Published online by Cambridge University Press: 13 November 2014
Necrotic enteritis (NE) caused by Clostridium spp. is an economically significant bacterial disease of poultry worldwide. Traditionally the disease has been prevented through feed supplementation with antibiotics sub-therapeutically as antimicrobial growth promoters (AGPs). However this practice has led to the emergence of resistant pathogenic microbes and drug residues, potentially threatening animal and public health. Therefore the marketing and incorporation of AGPs into poultry feed has been banned in Europe which has exacerbated the incidence of NE, bringing about huge economic losses to poultry farmers. Poultry researchers, exporters and consumers have emphasised AGP-free poultry rearing and have been searching for non-antibiotic and cost effective alternatives to control NE. Strategies suggested include vaccination, coccidiosis control, probiotics, competitive exclusion products, prebiotics, egg yolk immunoglobulins, bacteriophages (or phage gene products), organic acids, feed enzymes, plants and plants extracts/essential oils and nutritional changes.

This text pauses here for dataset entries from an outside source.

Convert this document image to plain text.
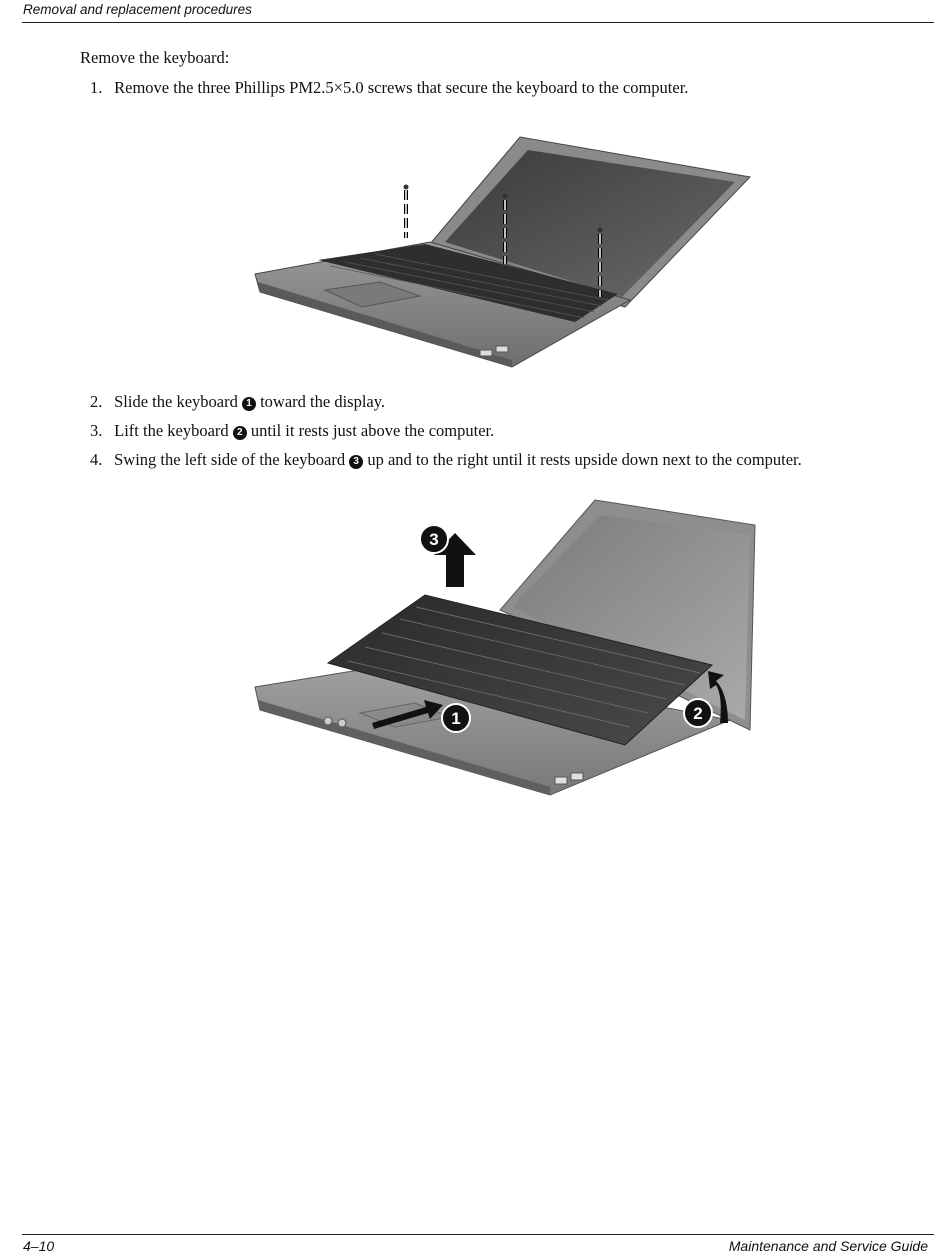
Removal and replacement procedures
Remove the keyboard:
1. Remove the three Phillips PM2.5×5.0 screws that secure the keyboard to the computer.
2. Slide the keyboard 1 toward the display.
3. Lift the keyboard 2 until it rests just above the computer.
4. Swing the left side of the keyboard 3 up and to the right until it rests upside down next to the computer.
1	2
3
4–10	Maintenance and Service Guide
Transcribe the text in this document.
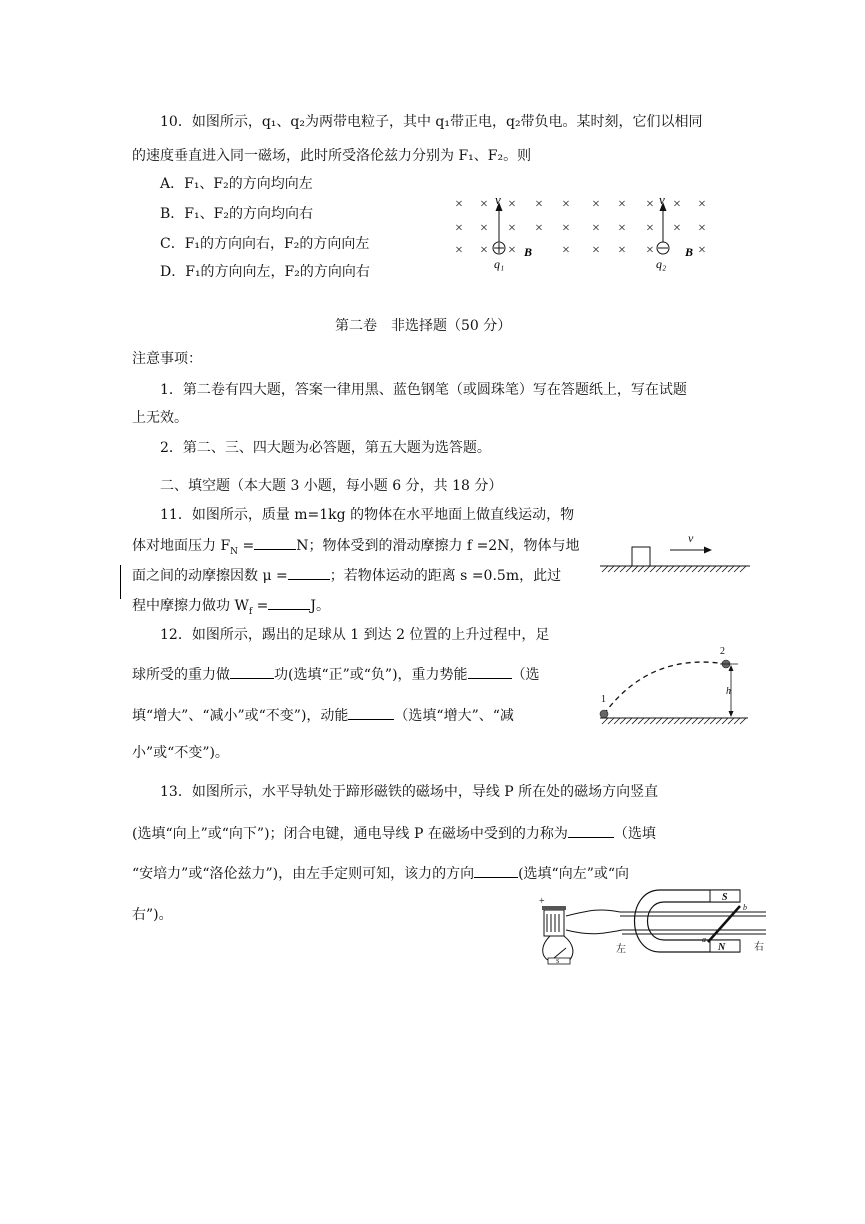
10．如图所示，q₁、q₂为两带电粒子，其中 q₁带正电，q₂带负电。某时刻，它们以相同
的速度垂直进入同一磁场，此时所受洛伦兹力分别为 F₁、F₂。则
A．F₁、F₂的方向均向左
B．F₁、F₂的方向均向右
C．F₁的方向向右，F₂的方向向左
D．F₁的方向向左，F₂的方向向右
× × × × × × × × × ×
× × × × × × × × × ×
× × ×	× × × ×	×
v
B
q₁
v
B
q₂
第二卷　非选择题（50 分）
注意事项：
1．第二卷有四大题，答案一律用黑、蓝色钢笔（或圆珠笔）写在答题纸上，写在试题
上无效。
2．第二、三、四大题为必答题，第五大题为选答题。
二、填空题（本大题 3 小题，每小题 6 分，共 18 分）
11．如图所示，质量 m=1kg 的物体在水平地面上做直线运动，物
体对地面压力 $F_N$ =	N；物体受到的滑动摩擦力 f =2N，物体与地
面之间的动摩擦因数 μ =	；若物体运动的距离 s =0.5m，此过
程中摩擦力做功 $W_f$ =	J。
v
12．如图所示，踢出的足球从 1 到达 2 位置的上升过程中，足
球所受的重力做	功(选填“正”或“负”)，重力势能	（选
填“增大”、“减小”或“不变”)，动能	（选填“增大”、“减
小”或“不变”)。
1
2
h
13．如图所示，水平导轨处于蹄形磁铁的磁场中，导线 P 所在处的磁场方向竖直
(选填“向上”或“向下”)；闭合电键，通电导线 P 在磁场中受到的力称为	（选填
“安培力”或“洛伦兹力”)，由左手定则可知，该力的方向	(选填“向左”或“向
右”)。
+
S
S
N
a
b
左	右
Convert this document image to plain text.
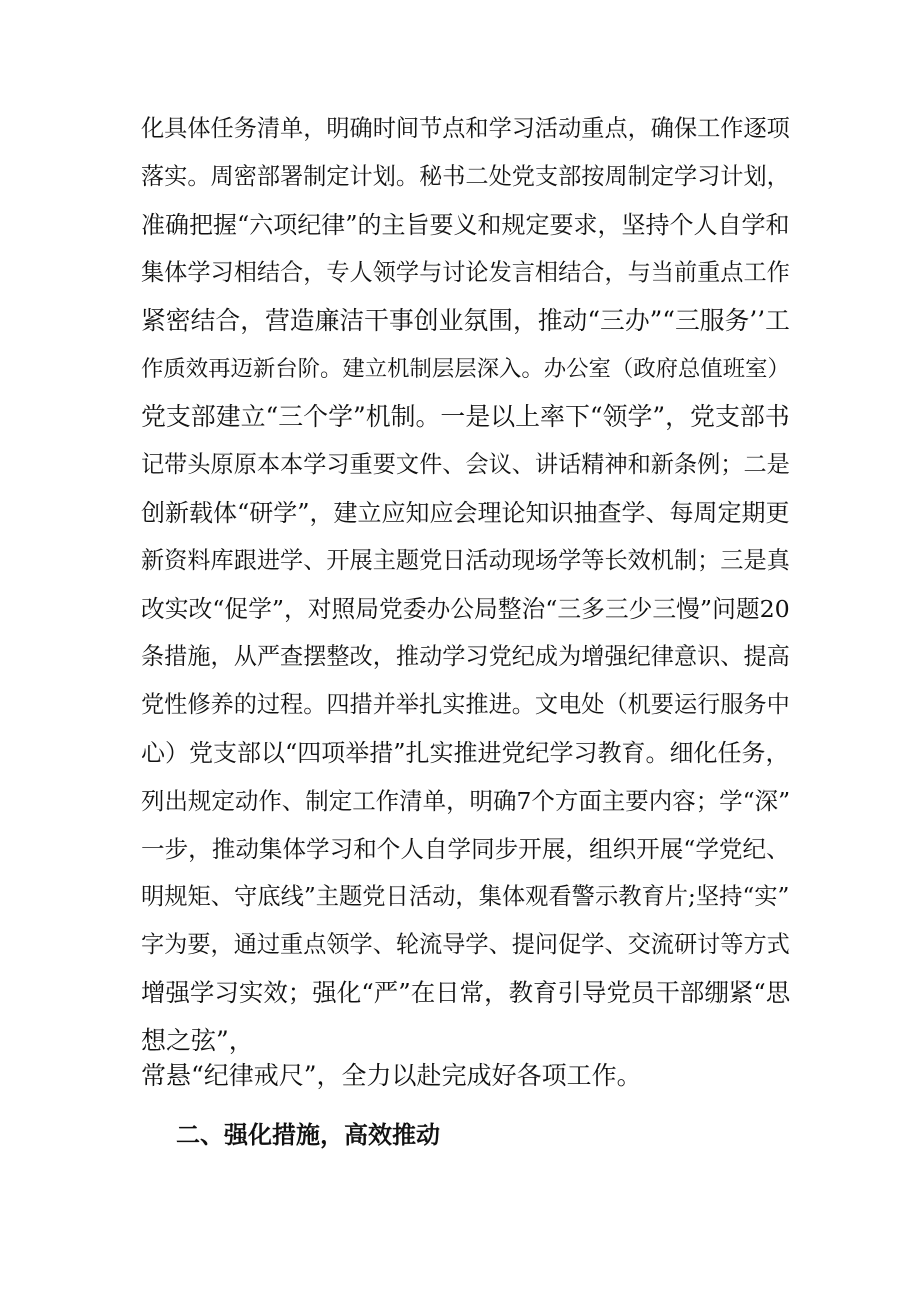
化具体任务清单，明确时间节点和学习活动重点，确保工作逐项
落实。周密部署制定计划。秘书二处党支部按周制定学习计划，
准确把握“六项纪律”的主旨要义和规定要求，坚持个人自学和
集体学习相结合，专人领学与讨论发言相结合，与当前重点工作
紧密结合，营造廉洁干事创业氛围，推动“三办”“三服务’’工
作质效再迈新台阶。建立机制层层深入。办公室（政府总值班室）
党支部建立“三个学”机制。一是以上率下“领学”，党支部书
记带头原原本本学习重要文件、会议、讲话精神和新条例；二是
创新载体“研学”，建立应知应会理论知识抽查学、每周定期更
新资料库跟进学、开展主题党日活动现场学等长效机制；三是真
改实改“促学”，对照局党委办公局整治“三多三少三慢”问题20
条措施，从严查摆整改，推动学习党纪成为增强纪律意识、提高
党性修养的过程。四措并举扎实推进。文电处（机要运行服务中
心）党支部以“四项举措”扎实推进党纪学习教育。细化任务，
列出规定动作、制定工作清单，明确7个方面主要内容；学“深”
一步，推动集体学习和个人自学同步开展，组织开展“学党纪、
明规矩、守底线”主题党日活动，集体观看警示教育片;坚持“实”
字为要，通过重点领学、轮流导学、提问促学、交流研讨等方式
增强学习实效；强化“严”在日常，教育引导党员干部绷紧“思
想之弦”，
常悬“纪律戒尺”，全力以赴完成好各项工作。
二、强化措施，高效推动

There are many predisposing as well as virulence factors for NE induction and pathogenesis and more are expected to be discovered in the future. The ambiguous pathogenesis trend of the disease is still hindering the development of a potent active vaccine against NE. The choice of a single and fully effective approach is difficult. However, probiotics and specific egg yolk immunoglobulins (IgYs) alone or in combination could serve as promising strategies for controlling NE in broilers in the absence of AGPs.